I am SHOOK at the progress I’ve made in the past 66 days. I feel like I’ve wasted so much time plateaued because of my stubborn mind convincing me that if I ate more, it would all be stored as fat. As it’s true I’ve gained a bit of fluff, I know that most of the 6ish pounds I’ve gained is from muscle because my strength in both compound lifts and isolation movements has gone up immensely. I went from curling 15s to 30s. I went from lunging 30s to 50s.

 

So let’s talk specifics. Here is what I’ve been doing differently that has gotten me results in the past 66 days:

 

  • I’VE INCREASED MY CALORIC INTAKE. For the past year, I’ve been continually eating 1,900-2,000 calories daily, which may be a lot for some people, but I still felt like I was restricting myself. And it turns out I was! I’m an extremely active person; I go to the gym 6 days a week, I walk to and from work, and am just always moving. According to my FitBit, most days I burn around 2,600 calories. So when I’m eating only 2,000 that’s already a 600-calorie deficit, which is not sustainable. And since I’ve been doing it for so long, my body adapted to it and basically went into starvation mode, holding on to all calories for dear life, ruining my metabolism. Theoretically, I could eat 2,600 calories and maintain my body weight because my caloric input and output would match. If you feel hungry, it’s because your body is low on calories SO EAT! I’ve been eating anywhere between 2,400-2,600 calories daily and my body and mind feel so good. You cannot build muscle if you’re not eating enough, my friends. This has made all the difference so far in 2019.

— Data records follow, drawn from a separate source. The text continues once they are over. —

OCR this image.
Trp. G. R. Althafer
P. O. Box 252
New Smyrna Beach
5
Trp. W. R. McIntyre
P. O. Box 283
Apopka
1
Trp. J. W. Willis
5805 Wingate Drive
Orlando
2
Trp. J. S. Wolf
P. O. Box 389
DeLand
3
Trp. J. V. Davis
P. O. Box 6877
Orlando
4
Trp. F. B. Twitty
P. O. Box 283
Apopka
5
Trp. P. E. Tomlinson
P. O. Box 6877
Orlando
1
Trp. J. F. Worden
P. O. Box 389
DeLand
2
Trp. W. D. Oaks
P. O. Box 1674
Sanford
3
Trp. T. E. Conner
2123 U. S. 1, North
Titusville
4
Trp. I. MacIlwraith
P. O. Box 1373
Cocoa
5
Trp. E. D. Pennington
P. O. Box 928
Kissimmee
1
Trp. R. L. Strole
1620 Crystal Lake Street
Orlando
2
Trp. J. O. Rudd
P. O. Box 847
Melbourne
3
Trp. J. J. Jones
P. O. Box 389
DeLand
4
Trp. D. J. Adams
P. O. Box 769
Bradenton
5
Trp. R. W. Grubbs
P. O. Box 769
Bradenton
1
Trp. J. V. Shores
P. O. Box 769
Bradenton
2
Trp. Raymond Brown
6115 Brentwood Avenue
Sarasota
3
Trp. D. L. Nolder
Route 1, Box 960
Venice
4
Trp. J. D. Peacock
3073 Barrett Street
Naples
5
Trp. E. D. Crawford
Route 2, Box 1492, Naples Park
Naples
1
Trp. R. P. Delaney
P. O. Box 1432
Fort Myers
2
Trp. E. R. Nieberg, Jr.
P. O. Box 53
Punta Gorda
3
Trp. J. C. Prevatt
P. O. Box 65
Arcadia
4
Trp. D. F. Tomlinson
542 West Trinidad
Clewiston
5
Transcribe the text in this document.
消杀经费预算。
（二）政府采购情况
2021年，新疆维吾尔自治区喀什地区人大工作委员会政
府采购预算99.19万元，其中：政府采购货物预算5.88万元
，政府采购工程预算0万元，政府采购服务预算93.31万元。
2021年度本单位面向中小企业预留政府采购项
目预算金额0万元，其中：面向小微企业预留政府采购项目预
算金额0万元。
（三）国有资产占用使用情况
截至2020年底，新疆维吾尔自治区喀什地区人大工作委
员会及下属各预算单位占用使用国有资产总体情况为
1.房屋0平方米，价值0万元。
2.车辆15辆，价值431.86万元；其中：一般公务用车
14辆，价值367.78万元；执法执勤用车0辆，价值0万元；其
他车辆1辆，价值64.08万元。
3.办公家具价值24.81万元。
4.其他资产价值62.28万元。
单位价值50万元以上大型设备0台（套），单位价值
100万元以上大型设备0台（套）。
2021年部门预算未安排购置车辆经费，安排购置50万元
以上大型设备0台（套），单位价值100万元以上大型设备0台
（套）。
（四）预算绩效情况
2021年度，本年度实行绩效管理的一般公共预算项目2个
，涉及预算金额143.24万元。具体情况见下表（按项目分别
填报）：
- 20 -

  • I’VE CUT OUT CARDIO. Of course cardio is important to maintain your heart health, but 10 minutes a few times a week seems to be perfect for me. I use it as a warm up, so things like LISS on the stair stepper or incline walk on the treadmilll get my heartrate up and ready to work. I used to only do cardio, so I understand the mindset of “I have to do cardio or I’ll gain weight”, but it’s just like the mental hurdle of eating more. Your body needs to use those calories to build and repair your muscles, which it can’t do if they’re being used as energy for your cardio sessions.

  • I LIFT HEAVY. And by heavy I mean if you can do 6-8 reps without making grunting noises you are lifting too light. I learned how to push myself to new heights and I am so damn proud of myself. Lifting is so addicting because now I just want to see how much more I can lift or how many extra reps I can do each week. Correct form is definitely the top priority, so if you’re just starting out, please focus on form. But I do want you to know that using 10 pound dumbbells is not going to get you big muscles.

  • I START EACH LIFT WITH 2 COMPOUND LIFTS. Compound lifts are usually done with barbells and are movements such as squats, deadlifts, hip thrusts, bench press, etc. and all variations of them. These exercises use more than one large muscle group so they get your heart rate up. These are staples exercises that must be done first and foremost. After 2-3 of these to begin each workout, I went on to more isolation, accessory movements. Stick to the basics, these exercises aren’t considered staples for nothing.

  • I TRAIN WITH PROGRESSIVE OVERLOAD. Each set I increase the resistance and decrease the number of reps. My last set is 2-4 reps only, but I push my weight.

 

Again, I want to stress the importance that food has played in my progress. I couldn’t lift heavier because I had little energy because I wasn’t eating enough. Shoutout to my gym friend, you honestly changed my life and I am so appreciative.

 

You hear it all the time, but if you want to get strong you have to eat and you have to train hard. You need to push yourself. Change will not happen by continually using the same weight and reps. The mental hurdle is a huge one to jump, but once you do it, you will realize how good you feel. I promise. There is nothing wrong with hiring a personal trainer, coach, or nutritionist for help. As humans, we are wired to be stubborn as hell, but having someone qualified to tell you what to do might just be the push you need.